I’m not going to lie, I had to actually put my controller down and take a shower to process what had happened after this surprisingly emotional tutorial. It’s a pretty big ask for players to get through the first few minutes of the game, but those that stick with it will be richly rewarded with all manner of mechanics to keep them busy. Obviously there’s the fighting, which is turn-based goodness that older JRPG fans will feel immediately comfortable with, but there’s also the side-scrolling spelunking missions that allow characters to unearth valuable crafting materials. Of course, who could forget the Taranis itself, where each room holds a different purpose, such as a farm to grow food, a messroom to cook said food, a dormitory to rest, a workshop to improve guns and armor, and even an area to fish for materials! The children may have lost their village, but there’s a thriving little community within the belly of this behemoth.

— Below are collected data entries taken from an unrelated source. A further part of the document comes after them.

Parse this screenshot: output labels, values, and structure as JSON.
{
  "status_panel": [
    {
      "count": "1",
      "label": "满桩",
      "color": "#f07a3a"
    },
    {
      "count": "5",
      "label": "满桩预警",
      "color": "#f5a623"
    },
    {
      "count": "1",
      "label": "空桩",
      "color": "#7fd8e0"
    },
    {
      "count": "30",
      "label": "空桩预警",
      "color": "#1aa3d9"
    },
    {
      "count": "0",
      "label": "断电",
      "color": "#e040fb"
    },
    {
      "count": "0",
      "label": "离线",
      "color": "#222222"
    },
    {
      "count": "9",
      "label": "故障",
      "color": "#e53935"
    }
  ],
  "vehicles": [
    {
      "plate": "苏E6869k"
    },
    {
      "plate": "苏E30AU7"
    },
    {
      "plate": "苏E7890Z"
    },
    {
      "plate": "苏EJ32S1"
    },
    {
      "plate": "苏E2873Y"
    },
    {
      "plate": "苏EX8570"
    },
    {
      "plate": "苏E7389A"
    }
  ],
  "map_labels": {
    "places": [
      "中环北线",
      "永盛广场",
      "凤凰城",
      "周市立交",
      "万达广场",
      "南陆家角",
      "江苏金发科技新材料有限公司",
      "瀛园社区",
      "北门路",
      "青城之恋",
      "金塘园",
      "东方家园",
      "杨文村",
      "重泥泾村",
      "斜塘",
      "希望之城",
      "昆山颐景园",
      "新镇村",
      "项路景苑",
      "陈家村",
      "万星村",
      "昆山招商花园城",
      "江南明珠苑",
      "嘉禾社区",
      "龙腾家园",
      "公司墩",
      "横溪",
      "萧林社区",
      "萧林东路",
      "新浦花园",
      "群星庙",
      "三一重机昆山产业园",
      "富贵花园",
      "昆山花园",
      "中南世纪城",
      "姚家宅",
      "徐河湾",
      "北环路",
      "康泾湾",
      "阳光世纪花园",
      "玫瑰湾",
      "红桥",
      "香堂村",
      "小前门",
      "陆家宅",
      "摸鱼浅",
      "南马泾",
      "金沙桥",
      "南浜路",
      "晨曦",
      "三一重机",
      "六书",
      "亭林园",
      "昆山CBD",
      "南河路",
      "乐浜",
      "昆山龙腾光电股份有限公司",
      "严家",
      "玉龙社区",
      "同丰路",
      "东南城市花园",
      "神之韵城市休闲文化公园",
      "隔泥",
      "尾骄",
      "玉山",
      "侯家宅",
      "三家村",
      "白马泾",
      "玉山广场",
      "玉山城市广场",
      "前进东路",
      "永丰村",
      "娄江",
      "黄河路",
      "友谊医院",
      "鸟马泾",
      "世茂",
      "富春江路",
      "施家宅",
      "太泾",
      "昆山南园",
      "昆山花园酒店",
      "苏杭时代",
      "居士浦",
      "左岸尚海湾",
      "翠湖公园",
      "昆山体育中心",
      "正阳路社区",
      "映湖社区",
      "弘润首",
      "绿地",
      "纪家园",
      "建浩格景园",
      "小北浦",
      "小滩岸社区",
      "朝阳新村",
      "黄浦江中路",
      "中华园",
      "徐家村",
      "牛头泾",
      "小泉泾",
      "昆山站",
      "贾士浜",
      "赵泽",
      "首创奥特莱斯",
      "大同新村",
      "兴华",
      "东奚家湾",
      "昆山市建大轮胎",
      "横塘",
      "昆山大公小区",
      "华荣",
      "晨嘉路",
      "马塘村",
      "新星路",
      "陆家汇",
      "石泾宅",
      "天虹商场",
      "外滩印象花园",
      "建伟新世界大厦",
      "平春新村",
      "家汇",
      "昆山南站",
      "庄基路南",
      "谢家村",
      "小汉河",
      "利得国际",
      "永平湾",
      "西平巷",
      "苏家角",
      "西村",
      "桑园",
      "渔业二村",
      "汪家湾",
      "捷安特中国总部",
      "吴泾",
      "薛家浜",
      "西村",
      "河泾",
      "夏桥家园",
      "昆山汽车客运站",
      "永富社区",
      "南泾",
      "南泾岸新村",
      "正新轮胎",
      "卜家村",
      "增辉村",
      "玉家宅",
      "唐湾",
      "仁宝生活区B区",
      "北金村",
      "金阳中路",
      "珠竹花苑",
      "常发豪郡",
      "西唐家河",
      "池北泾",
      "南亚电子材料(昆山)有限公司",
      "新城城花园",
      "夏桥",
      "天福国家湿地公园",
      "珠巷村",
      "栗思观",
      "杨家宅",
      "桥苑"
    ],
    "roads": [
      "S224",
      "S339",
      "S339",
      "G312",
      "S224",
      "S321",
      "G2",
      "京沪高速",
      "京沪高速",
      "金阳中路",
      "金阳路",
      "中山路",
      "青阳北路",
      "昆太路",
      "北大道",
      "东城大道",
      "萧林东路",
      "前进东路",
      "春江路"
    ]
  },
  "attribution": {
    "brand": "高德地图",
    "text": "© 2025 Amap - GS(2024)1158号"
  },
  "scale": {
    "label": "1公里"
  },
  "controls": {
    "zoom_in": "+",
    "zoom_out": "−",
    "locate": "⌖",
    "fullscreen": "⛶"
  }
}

Additionally, there’s a huge relationship component that permeates the entire game, from the relaxed intermissions to the battlefield. By participating in activities such as cooking food, sharing meals, doing laundry, or simply talking to each other, the children foster relationships with each other. Increasing their relationship level provides a chance for their link events, or short conversations that offer insight into their personalities and dynamics. These will also improve their link attacks on the battlefield, which can often make the difference between surviving or having to start that leg of the journey again from the beginning. By carefully maintaining relationships and moods, the children will strengthen their bonds, their resolve, and their ability to fight back against this dog-eat-dog empire.

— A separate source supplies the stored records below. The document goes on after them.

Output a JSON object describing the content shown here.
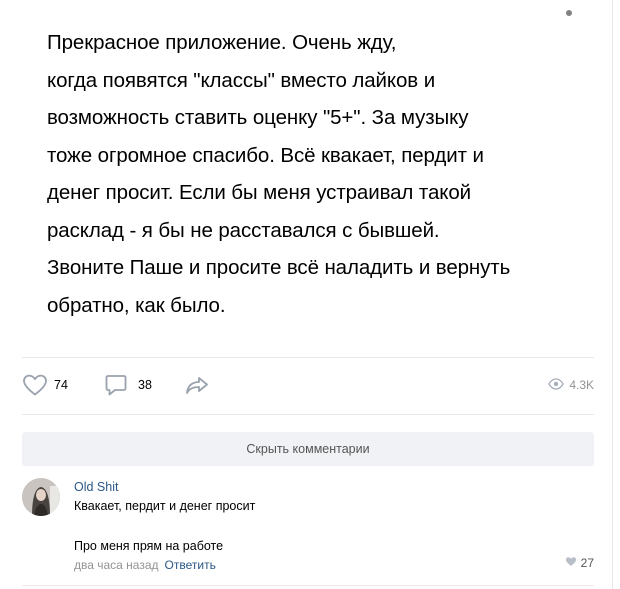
{
  "post": {
    "text_lines": [
      "Прекрасное приложение. Очень жду,",
      "когда появятся \"классы\" вместо лайков и",
      "возможность ставить оценку \"5+\". За музыку",
      "тоже огромное спасибо. Всё квакает, пердит и",
      "денег просит. Если бы меня устраивал такой",
      "расклад - я бы не расставался с бывшей.",
      "Звоните Паше и просите всё наладить и вернуть",
      "обратно, как было."
    ],
    "likes": "74",
    "comments": "38",
    "views": "4.3K"
  },
  "hide_comments_label": "Скрыть комментарии",
  "comment": {
    "author": "Old Shit",
    "text_line_1": "Квакает, пердит и денег просит",
    "text_line_2": "Про меня прям на работе",
    "time": "два часа назад",
    "reply_label": "Ответить",
    "likes": "27"
  },
  "colors": {
    "link": "#2a5885",
    "muted": "#939393",
    "icon": "#99a2ad",
    "button_bg": "#f0f2f5",
    "divider": "#e7e8ec"
  },
  "icons": {
    "like": "heart-icon",
    "comment": "comment-bubble-icon",
    "share": "share-arrow-icon",
    "views": "eye-icon",
    "more": "more-dot-icon"
  }
}
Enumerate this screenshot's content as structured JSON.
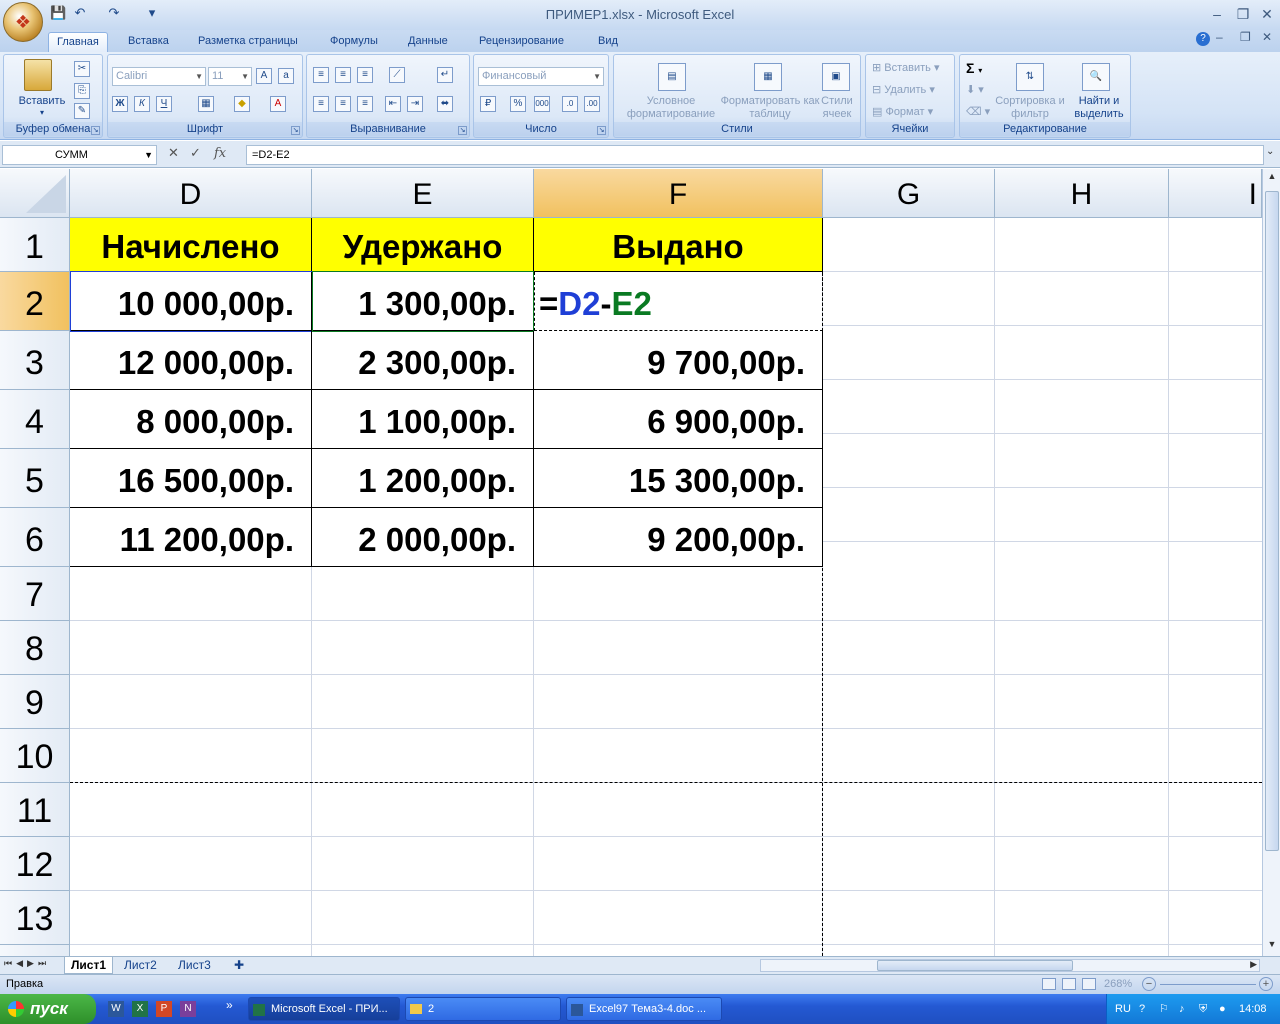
{
  "window": {
    "title": "ПРИМЕР1.xlsx - Microsoft Excel"
  },
  "qat": {
    "save": "💾",
    "undo": "↶",
    "redo": "↷",
    "more": "▾"
  },
  "tabs": [
    "Главная",
    "Вставка",
    "Разметка страницы",
    "Формулы",
    "Данные",
    "Рецензирование",
    "Вид"
  ],
  "ribbon": {
    "clipboard": {
      "label": "Буфер обмена",
      "paste": "Вставить"
    },
    "font": {
      "label": "Шрифт",
      "family": "Calibri",
      "size": "11",
      "bold": "Ж",
      "italic": "К",
      "underline": "Ч"
    },
    "alignment": {
      "label": "Выравнивание"
    },
    "number": {
      "label": "Число",
      "format": "Финансовый"
    },
    "styles": {
      "label": "Стили",
      "cond_fmt": "Условное форматирование",
      "fmt_table": "Форматировать как таблицу",
      "cell_styles": "Стили ячеек"
    },
    "cells": {
      "label": "Ячейки",
      "insert": "Вставить",
      "delete": "Удалить",
      "format": "Формат"
    },
    "editing": {
      "label": "Редактирование",
      "sort": "Сортировка и фильтр",
      "find": "Найти и выделить"
    }
  },
  "formula_bar": {
    "name_box": "СУММ",
    "fx": "fx",
    "formula": "=D2-E2"
  },
  "columns": [
    "D",
    "E",
    "F",
    "G",
    "H",
    "I"
  ],
  "rows": [
    "1",
    "2",
    "3",
    "4",
    "5",
    "6",
    "7",
    "8",
    "9",
    "10",
    "11",
    "12",
    "13"
  ],
  "table": {
    "headers": [
      "Начислено",
      "Удержано",
      "Выдано"
    ],
    "data": [
      [
        "10 000,00р.",
        "1 300,00р.",
        ""
      ],
      [
        "12 000,00р.",
        "2 300,00р.",
        "9 700,00р."
      ],
      [
        "8 000,00р.",
        "1 100,00р.",
        "6 900,00р."
      ],
      [
        "16 500,00р.",
        "1 200,00р.",
        "15 300,00р."
      ],
      [
        "11 200,00р.",
        "2 000,00р.",
        "9 200,00р."
      ]
    ],
    "edit_formula": {
      "eq": "=",
      "ref1": "D2",
      "minus": "-",
      "ref2": "E2"
    }
  },
  "sheets": [
    "Лист1",
    "Лист2",
    "Лист3"
  ],
  "status": {
    "mode": "Правка",
    "zoom": "268%"
  },
  "taskbar": {
    "start": "пуск",
    "tasks": [
      "Microsoft Excel - ПРИ...",
      "2",
      "Excel97 Тема3-4.doc ..."
    ],
    "lang": "RU",
    "clock": "14:08"
  },
  "colors": {
    "ref1": "#1f3fd6",
    "ref2": "#0a7a22",
    "header_fill": "#ffff00"
  }
}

I’ve saved the best for last — the fighting. The tank moves from point A to point B in a linear, side-scrolling fashion, but there are branching paths that allow you to choose your desired difficulty. Selecting the easiest route easily ensures you’ll live to fight another day, but picking the normal and even dangerous routes will provide more experience, fortifying the children for the inevitable boss battles. At first, it’s easy to think you’ll only play for an hour or two, but it quickly becomes apparent gameplay is measured in routes. “Just one more route and I’ll put the controller down” I kept promising myself, while battle after battle waned and literal days had passed in a flash. It’s engaging, it’s exciting, it’s epic, and it’s especially guilty of exploiting that “one more turn-itis” feeling games like Civilization does so well. I’m hooked!
From the beautiful art and ethereal music to the addicting gameplay and loveable cast, Fuga: Melodies of Steel is easy to recommend to any fan of turn-based, strategy RPGs. It’s got everything that players love mechanically, but it’s blended in such a fun and innovative way that it feels simultaneously fresh and familiar. Complete with an invigorating story set against a soundtrack that was more like .hack// than anything I’d heard in a long time (felt indescribably amazing to listen to), Fuga: Melodies of Steel should absolutely be on your radar. Just… try not to use the Soul Cannon; yeeting four year olds at enemies does not for a good war strategy make.
Final Verdict: 4.5/5
Available on: Switch, PS4, PS5, XBox One, XBox Series X|S, PC (reviewed); Publisher: CyberConnect2; Developer: CyberConnect2; Players: 1; Released: July 29, 2021; MSRP: $39.99
Editor’s note: This review is based on a copy of Fuga: Melodies of Steel provided by the publisher.